We see two possiblities:
SELECT DocumentType.* FROM DocumentType WHERE DocumentType.id IN ( SELECT DISTINCT Document.document_type_id FROM Document WHERE showon_id = 42 ); SELECT DocumentType.* FROM DocumentType WHERE DocumentType.id IN ( SELECT Document.document_type_id FROM Document WHERE showon_id = 42 );
Our question is: when and if is it better to use the DISTINCT to get the smaller record set versus retrieving the whole table and the IN statement walking the table to the first match. (We guess that’s what it does ;-))
Is this different for different databases, is there a common answer?
Or is there a better way of doing it? (We are in .NET land)
From my point of view it should not make any difference inside SQL Server (but who knows how this is implemented).

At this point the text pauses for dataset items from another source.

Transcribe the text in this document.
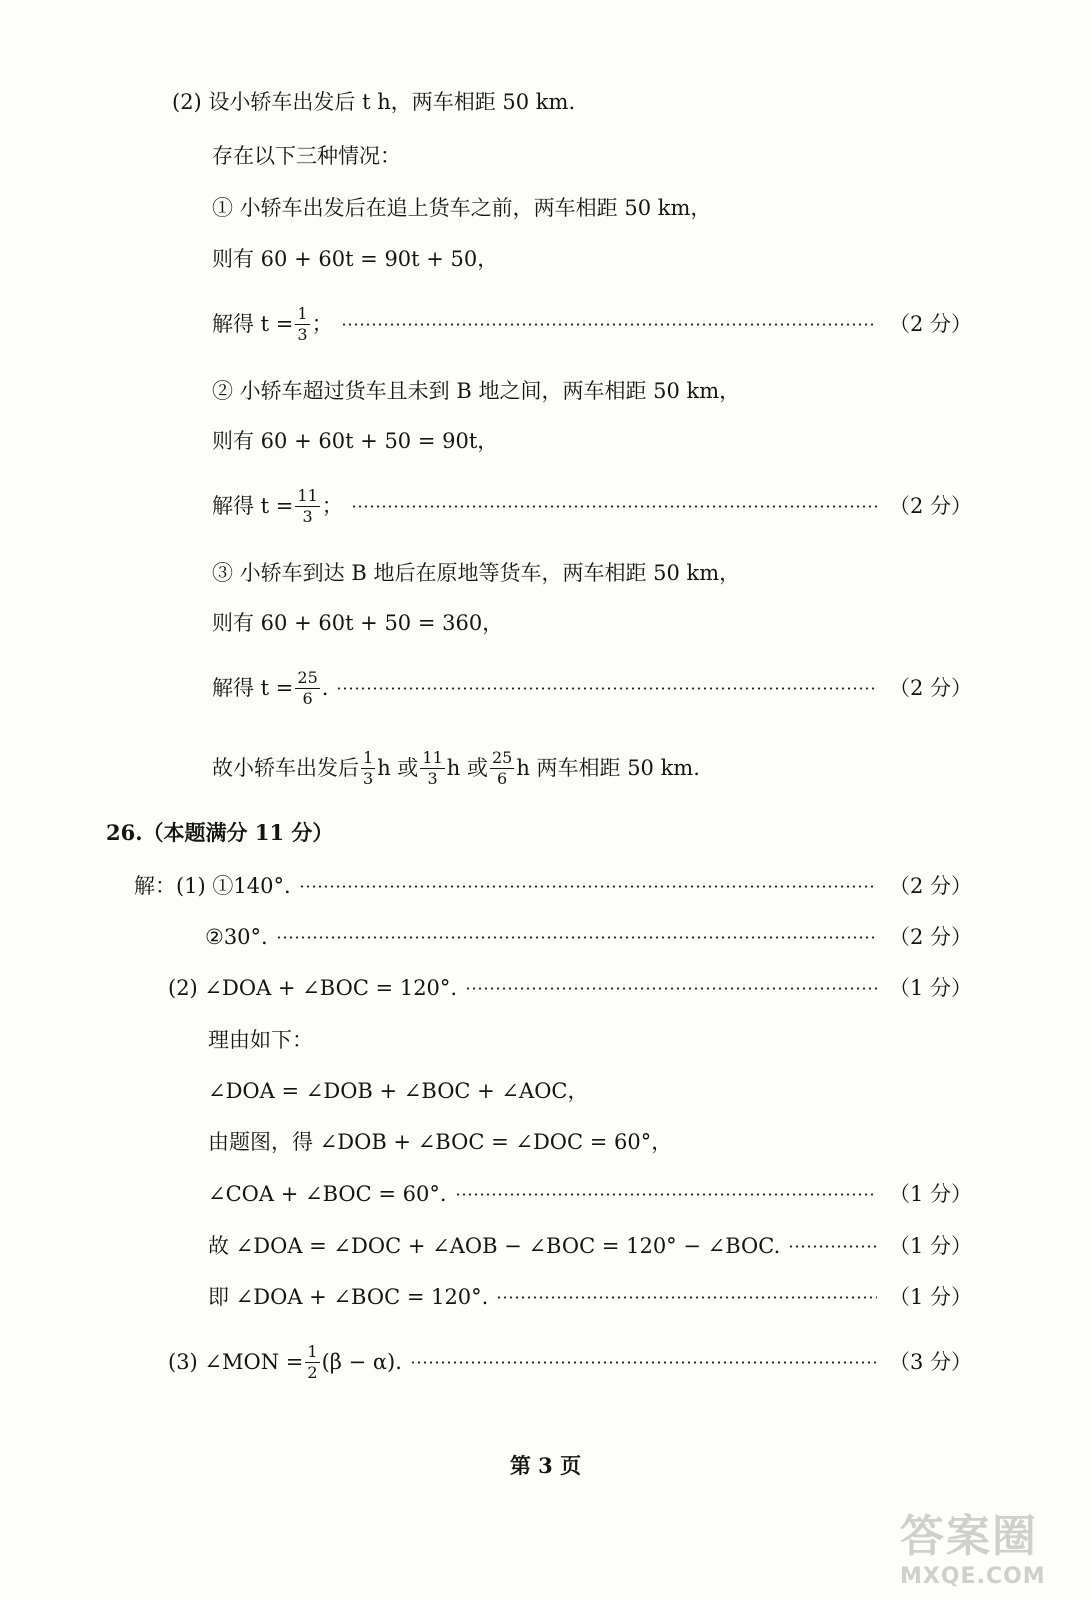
(2) 设小轿车出发后 t h，两车相距 50 km.
存在以下三种情况：
① 小轿车出发后在追上货车之前，两车相距 50 km，
则有 60 + 60t = 90t + 50，
解得 $t = \frac{1}{3}$ ；	（2 分）
② 小轿车超过货车且未到 B 地之间，两车相距 50 km，
则有 60 + 60t + 50 = 90t，
解得 $t = \frac{11}{3}$ ；	（2 分）
③ 小轿车到达 B 地后在原地等货车，两车相距 50 km，
则有 60 + 60t + 50 = 360，
解得 $t = \frac{25}{6}$ .	（2 分）
故小轿车出发后 $\frac{1}{3}$ h 或 $\frac{11}{3}$ h 或 $\frac{25}{6}$ h 两车相距 50 km.
26.（本题满分 11 分）
解：(1) ①140°.	（2 分）
②30°.	（2 分）
(2) ∠DOA + ∠BOC = 120°.	（1 分）
理由如下：
∠DOA = ∠DOB + ∠BOC + ∠AOC，
由题图，得 ∠DOB + ∠BOC = ∠DOC = 60°，
∠COA + ∠BOC = 60°.	（1 分）
故 ∠DOA = ∠DOC + ∠AOB − ∠BOC = 120° − ∠BOC.	（1 分）
即 ∠DOA + ∠BOC = 120°.	（1 分）
(3) ∠MON = $\frac{1}{2} (\beta - \alpha)$.	（3 分）
第 3 页
答案圈
MXQE.COM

Think of it this way: to return the resultset the server needs to go into the Document table and retrieve all document_type_id WHERE showon_id = 42. In the process of retrieving the document_type_ids (e.g. by index seeking) it puts them into a hash table. When this process has finished the hash table will contain distinct values anyway. After that the query execution goes inside the Document_Type table, scans the primary key and probes into the hash table. Note that this depends, e.g. maybe it’s more efficient to not use a hash table, when the expected row count from the Document table it low compared to Document_Type, but in general you get the same query plan as for the query wmasm just suggested.